Parent: Last year, he was doing an assignment and I said 'How's it going?'  He said 'Oh, I've done question one, two and six'. I said 'Can you ask about this' and he said 'Oh well, you actually do it in a group but I'm doing it all on my own'. I said 'Well, no wonder you're finding it hard'. I said 'Have you explained to the lecturer that you find it hard to get into group?' He said 'No, I didn't think I needed to say that.'

Parent: My daughter often come [sic] to me recently and said that in particular with group activities or work requirements that have to be done, she gets extremely angry and upset and stressed when other students don’t contact her with work that has to be done, promptly.

Student: I don’t ask for help because it's embarrassing and I don’t want look like an idiot in front of everyone.

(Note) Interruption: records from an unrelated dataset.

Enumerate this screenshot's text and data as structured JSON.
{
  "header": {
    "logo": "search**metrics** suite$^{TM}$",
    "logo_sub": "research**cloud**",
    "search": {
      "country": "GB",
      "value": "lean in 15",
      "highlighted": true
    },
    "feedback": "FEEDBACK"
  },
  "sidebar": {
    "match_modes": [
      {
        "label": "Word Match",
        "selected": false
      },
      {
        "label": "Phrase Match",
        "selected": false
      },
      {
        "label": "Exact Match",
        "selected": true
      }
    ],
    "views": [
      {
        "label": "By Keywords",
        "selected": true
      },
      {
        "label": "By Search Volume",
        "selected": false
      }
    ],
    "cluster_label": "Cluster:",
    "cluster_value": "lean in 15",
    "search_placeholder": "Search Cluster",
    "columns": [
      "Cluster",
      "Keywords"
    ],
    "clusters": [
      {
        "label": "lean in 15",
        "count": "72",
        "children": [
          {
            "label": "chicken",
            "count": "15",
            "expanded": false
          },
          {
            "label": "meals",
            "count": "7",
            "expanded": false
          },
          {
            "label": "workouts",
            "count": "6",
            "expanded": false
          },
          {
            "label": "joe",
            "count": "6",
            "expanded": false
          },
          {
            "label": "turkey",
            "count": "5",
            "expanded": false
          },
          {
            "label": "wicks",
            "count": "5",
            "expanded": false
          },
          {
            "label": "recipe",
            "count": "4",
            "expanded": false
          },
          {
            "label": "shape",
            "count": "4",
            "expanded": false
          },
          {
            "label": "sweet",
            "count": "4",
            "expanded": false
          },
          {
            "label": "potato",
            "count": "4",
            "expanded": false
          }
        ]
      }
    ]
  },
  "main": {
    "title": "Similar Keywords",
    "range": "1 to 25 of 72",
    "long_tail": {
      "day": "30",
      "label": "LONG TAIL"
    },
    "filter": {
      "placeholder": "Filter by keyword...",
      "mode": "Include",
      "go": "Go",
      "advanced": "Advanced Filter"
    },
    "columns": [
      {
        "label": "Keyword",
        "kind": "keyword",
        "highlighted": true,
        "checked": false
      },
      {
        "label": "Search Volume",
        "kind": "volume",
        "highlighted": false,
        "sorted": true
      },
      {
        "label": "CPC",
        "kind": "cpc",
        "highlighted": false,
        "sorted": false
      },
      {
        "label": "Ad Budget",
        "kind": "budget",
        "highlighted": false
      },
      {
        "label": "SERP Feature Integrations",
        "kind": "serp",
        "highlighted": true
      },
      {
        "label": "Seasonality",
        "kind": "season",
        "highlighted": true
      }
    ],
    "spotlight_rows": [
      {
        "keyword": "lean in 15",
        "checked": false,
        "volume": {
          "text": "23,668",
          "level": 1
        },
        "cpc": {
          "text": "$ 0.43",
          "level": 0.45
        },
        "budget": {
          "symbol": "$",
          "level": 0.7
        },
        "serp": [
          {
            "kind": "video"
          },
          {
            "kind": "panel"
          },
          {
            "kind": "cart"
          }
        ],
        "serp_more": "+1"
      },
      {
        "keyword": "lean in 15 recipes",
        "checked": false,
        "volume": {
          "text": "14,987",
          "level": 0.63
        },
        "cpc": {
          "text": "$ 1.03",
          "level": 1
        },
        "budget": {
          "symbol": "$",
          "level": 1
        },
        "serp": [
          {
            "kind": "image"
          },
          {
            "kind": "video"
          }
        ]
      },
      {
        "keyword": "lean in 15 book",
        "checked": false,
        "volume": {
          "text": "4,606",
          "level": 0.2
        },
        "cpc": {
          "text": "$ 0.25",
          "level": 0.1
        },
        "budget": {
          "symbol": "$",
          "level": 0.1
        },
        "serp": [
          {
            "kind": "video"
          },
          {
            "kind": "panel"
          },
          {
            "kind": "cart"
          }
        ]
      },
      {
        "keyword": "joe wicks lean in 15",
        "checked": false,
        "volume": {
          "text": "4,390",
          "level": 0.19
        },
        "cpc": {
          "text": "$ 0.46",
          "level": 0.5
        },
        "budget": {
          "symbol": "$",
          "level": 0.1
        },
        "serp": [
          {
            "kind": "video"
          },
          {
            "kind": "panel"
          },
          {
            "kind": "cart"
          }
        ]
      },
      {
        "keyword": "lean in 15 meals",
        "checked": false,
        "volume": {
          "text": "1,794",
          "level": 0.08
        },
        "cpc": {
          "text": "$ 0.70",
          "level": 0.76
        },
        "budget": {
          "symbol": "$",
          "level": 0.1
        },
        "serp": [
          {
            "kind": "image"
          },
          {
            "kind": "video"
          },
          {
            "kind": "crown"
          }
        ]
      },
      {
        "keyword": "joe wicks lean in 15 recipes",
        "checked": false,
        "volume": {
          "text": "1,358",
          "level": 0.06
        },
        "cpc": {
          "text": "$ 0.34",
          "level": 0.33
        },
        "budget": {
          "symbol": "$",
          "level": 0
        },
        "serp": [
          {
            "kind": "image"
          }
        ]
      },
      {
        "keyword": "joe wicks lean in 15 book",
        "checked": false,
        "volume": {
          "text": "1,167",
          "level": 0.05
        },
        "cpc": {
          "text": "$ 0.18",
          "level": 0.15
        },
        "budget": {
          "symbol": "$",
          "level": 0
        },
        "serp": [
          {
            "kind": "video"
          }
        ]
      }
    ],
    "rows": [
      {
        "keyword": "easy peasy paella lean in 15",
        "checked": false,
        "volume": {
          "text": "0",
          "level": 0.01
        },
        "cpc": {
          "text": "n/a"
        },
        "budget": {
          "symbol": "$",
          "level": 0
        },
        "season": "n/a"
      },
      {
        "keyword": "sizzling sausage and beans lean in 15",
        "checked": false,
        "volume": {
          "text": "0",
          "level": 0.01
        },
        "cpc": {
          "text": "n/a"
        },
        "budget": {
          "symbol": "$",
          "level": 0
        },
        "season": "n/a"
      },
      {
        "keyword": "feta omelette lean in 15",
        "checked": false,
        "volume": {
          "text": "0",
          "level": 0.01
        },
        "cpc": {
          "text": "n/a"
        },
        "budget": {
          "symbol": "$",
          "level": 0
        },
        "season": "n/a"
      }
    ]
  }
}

Student 1: I mean, I can write but when it comes to putting a sentence down, I find it difficult to be able to put words onto paper and an answer that they would probably find acceptable. Student 2: I have a similar problem, I can’t articulate my thoughts very well. I mean I can’t write them down, I can speak it and talk about it in very very knowledgeable [way]. I just can’t write about it.

Student: I've been known to send several emails to the same person or group of people in the one day. Even [when] someone in the group was sick initially I kept them in contact because I thought it was polite to keep them in the loop. I soon realised that the other members said 'best to keep us in the loop and just send the minutes to the sick student at this stage'.